Die deutschsprachige Konkrete Poesie entsteht Mitte der 1950er Jahre, zeitgleich zu anderen Strömungen dieser Art in Schweden und Brasilien, nimmt die Charakteristika moderner Lyrik auf und realisiert sie auf ihre Weise. Die Dispositionen der Konkreten Poesie sind z. B. die Vielgestaltigkeit der Sprachmittel, die neue Bedeutungen freisetzen, die Enthebung der Lyrik aus ihrer Instrumentalisierung, die zu einer Verdinglichung führt: die Konkrete Dichtung repräsentiert nur noch sich selbst. Sie kann zudem mit den Schlagworten Reduktion und Mehrdimensionalität charakterisiert werden. Weiterhin steht die Befreiung jedes einzelnen Wortes im Vordergrund, der Informationsgehalt wird entfunktionalisiert und auf eine Fläche, einen Spielraum, übertragen. Der Interpretationsrahmen wird enger; die Bedeutung des Textes kann nicht auf althergebrachte Art dechiffriert werden, da sie einen generativen Charakter hat. Das Gedicht erhält seine Bedeutung erst in der Rezeption und bekommt damit eine völlig neue Funktion zugeschrieben. Dem konkreten Gedicht wird, nach anfänglicher Irritation, ein Erkenntnisgewinn attribuiert.

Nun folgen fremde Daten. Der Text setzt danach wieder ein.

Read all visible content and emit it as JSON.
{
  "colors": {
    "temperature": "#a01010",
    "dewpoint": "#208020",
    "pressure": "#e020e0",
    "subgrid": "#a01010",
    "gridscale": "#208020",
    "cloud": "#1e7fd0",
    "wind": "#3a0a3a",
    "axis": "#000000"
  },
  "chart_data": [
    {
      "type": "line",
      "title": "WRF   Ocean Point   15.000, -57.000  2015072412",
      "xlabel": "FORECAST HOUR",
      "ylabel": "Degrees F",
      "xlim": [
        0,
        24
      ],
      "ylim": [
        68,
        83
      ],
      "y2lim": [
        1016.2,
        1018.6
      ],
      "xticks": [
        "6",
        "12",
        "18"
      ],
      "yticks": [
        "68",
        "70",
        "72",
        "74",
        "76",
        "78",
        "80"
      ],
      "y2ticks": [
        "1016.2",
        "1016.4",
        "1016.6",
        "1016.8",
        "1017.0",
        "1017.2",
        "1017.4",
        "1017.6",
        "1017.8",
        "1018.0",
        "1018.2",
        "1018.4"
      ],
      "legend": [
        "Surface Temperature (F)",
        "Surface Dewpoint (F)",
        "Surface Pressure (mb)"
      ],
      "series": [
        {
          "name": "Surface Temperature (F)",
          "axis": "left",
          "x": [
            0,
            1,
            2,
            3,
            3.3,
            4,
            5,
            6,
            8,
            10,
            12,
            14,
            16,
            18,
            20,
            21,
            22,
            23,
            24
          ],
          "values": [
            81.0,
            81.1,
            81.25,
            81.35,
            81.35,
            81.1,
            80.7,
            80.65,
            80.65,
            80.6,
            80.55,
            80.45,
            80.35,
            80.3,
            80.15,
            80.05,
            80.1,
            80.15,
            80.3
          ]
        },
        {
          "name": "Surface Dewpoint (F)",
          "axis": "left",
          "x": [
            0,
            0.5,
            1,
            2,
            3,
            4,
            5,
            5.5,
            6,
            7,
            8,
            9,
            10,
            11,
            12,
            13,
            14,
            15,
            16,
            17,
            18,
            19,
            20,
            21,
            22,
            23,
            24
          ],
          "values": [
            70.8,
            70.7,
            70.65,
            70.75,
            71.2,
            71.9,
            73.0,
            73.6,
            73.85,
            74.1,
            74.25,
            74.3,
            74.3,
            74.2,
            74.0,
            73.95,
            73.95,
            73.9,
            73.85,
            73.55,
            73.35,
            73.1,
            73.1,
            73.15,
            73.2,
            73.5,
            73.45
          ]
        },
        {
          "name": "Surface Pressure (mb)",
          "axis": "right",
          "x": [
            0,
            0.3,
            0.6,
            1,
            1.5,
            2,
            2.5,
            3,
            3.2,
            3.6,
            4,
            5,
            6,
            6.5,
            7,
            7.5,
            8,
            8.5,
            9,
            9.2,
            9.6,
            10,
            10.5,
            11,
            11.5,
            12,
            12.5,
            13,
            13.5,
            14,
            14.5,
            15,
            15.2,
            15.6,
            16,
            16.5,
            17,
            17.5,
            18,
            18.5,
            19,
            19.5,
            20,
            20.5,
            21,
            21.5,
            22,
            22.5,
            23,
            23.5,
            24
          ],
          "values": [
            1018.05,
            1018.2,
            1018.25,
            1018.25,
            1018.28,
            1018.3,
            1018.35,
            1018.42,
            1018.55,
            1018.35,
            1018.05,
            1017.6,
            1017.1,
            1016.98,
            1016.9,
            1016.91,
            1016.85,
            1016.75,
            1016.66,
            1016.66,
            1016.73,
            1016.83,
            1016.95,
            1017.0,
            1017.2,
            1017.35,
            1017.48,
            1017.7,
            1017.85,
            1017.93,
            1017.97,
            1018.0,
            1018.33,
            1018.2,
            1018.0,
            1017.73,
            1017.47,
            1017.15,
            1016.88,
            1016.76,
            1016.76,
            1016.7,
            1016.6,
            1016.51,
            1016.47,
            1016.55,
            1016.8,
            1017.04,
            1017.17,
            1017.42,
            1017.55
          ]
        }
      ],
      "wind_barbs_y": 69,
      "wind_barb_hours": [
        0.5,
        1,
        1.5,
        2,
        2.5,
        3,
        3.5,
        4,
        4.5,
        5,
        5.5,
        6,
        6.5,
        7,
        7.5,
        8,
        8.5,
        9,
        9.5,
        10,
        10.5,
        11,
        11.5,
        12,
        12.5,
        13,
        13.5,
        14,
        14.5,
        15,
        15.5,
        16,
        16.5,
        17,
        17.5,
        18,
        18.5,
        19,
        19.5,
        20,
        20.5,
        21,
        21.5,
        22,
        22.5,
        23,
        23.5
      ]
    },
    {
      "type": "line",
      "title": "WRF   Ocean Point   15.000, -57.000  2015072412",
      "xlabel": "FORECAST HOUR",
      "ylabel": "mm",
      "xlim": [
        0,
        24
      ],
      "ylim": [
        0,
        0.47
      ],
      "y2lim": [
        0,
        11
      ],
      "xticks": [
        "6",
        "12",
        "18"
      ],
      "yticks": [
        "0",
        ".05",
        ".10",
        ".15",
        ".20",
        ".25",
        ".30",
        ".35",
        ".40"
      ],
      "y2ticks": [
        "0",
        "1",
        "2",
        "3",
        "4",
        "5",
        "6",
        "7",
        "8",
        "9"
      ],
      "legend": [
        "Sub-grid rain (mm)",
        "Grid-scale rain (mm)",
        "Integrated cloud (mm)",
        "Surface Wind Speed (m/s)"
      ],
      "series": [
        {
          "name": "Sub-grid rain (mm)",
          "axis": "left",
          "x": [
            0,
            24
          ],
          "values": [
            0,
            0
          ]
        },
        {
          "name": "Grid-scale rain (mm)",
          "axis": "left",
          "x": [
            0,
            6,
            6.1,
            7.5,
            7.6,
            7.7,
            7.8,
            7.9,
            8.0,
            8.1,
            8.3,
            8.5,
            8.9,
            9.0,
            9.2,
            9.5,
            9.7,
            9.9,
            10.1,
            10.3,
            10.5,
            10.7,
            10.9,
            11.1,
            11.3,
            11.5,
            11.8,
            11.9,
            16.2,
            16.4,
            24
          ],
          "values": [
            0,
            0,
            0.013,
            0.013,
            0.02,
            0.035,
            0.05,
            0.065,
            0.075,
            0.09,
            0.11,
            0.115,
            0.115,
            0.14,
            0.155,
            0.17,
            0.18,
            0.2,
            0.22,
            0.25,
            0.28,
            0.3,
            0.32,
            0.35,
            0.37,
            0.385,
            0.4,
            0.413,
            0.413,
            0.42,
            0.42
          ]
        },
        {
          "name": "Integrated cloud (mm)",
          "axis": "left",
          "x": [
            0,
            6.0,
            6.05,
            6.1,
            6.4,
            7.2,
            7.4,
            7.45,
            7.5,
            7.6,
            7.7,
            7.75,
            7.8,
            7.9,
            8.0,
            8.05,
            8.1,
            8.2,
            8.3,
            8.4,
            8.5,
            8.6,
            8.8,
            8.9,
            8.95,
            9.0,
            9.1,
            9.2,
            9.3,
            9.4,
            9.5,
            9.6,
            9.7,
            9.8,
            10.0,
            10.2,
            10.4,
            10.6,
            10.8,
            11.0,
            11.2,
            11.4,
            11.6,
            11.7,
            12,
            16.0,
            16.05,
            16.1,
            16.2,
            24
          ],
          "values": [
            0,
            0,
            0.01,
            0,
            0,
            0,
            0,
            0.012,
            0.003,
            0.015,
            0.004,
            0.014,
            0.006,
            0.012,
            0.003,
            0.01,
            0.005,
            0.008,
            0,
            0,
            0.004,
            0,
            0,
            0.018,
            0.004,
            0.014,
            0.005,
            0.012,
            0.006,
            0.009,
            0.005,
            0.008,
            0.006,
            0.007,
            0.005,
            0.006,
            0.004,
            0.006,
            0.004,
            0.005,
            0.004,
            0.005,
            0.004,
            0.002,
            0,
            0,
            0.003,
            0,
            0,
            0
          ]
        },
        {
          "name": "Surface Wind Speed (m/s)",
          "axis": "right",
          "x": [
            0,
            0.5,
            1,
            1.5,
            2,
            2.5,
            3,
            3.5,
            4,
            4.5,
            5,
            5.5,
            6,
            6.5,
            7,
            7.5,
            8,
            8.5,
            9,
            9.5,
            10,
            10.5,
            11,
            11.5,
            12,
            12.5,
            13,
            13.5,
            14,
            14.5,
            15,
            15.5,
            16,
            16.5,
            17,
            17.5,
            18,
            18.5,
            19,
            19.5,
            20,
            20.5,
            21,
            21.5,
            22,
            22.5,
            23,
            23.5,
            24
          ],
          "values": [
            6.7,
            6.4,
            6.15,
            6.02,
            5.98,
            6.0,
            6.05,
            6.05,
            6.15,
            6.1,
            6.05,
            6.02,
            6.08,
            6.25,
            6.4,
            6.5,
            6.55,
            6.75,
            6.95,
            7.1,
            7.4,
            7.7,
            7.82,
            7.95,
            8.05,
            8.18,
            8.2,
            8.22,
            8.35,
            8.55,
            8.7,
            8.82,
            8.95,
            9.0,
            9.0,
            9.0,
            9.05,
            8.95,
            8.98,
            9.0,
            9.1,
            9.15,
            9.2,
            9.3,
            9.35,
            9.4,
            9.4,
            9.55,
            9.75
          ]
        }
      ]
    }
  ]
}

Sprache verwerten und verwandeln

Zwei Konkretisten haben das Zukunftspotential der Konkreten Poesie selbst beschrieben. Franz Mon sieht in „intermedialen Versuchen“ mit „Text-Räumen“ und „Hör-Spielen“ Möglichkeiten der Grenzüberschreitungen in andere Genres, z. B. in die Musik, Bildende Kunst oder auch Architektur. Gerhard Rühm stellt in einem Interview fest, dass ein umfassendes Reservoir an Material zur Weiterentwicklung existent und verfügbar ist und sieht in den digitalen Techniken des 21. Jahrhunderts ein außerordentliches Potential, sprachliches Material zu verwerten, es zu verwandeln und ihm neue Formen zu geben. Auch der österreichische Literat und Philosoph Walter Meissl erkennt in den neuen, elektronischen Medien die Chance einer ganz neuen sprachlichen Struktur und Form. Die neuen kommunikativen Bedürfnisse der Menschen haben sich seit der Mitte der 1960er Jahre und ganz besonders in den letzten zehn Jahren (entscheidend forciert durch immer mehr computergestützte (Sprach-)Anwendungen) enorm verschärft und führen zu einem sprachlichen Wandel.

Hyper, hyper Codesprache

Symptome dieses in den Medien viel proklamierten und synonym gesetzten Verfalls der Sprache sind u. a. neben Anglizismen und Denglisch, die von Migrantenslang, Codes und Kargheit geprägte Jugendsprache, die durch übermäßige Computeranwendung (insb. Email, Chat, SMS) entstehende Sprachverknappung oder der Hang zu Abkürzungen, der im schlimmsten Fall zu einer Codesprache führen kann. Doch diese Entwicklungen können von der Konkreten Poesie aufgegriffen werden, wie dies z. B. der Künstler Florian Cramer in einem Vortrag an verschiedenen Beispielen veranschaulicht. Er definiert die digitale Netzkunst mit Schlagwörtern wie „Cyberspace“, Hypermedia“ und „virtueller Realität“ und verweist z. B. auf die deutsche Internet-Zeitschrift „Telepolis“, das Künstlerpaar „jodi“, die mit „Fehlfunktionen“ und Systemstörungen arbeiten, Alan Sondheim, der seine Dichtung mittels Computerprogrammen in fremde Texte einspeist und verwebt oder die Australierin Mary Ann Breeze alias „mez“, die mit sogenannten „mezangelles“ eine Fantasiesprache entwickelt, die als eine Melange aus Poesie, Umgangssprache sowie Codier- und Programmierungselementen zu charakterisieren ist. Etwas weniger anspruchsvoll erscheint die konkrete und visuelle Poesie des österreichischen Künstlers Anatol zu sein, die aber gerade in ihrer Schlichtheit, ihrer grafischen Darstellung und Alltagsbezogenheit die Lust am Wortspiel besonders beim Laien wecken könnte.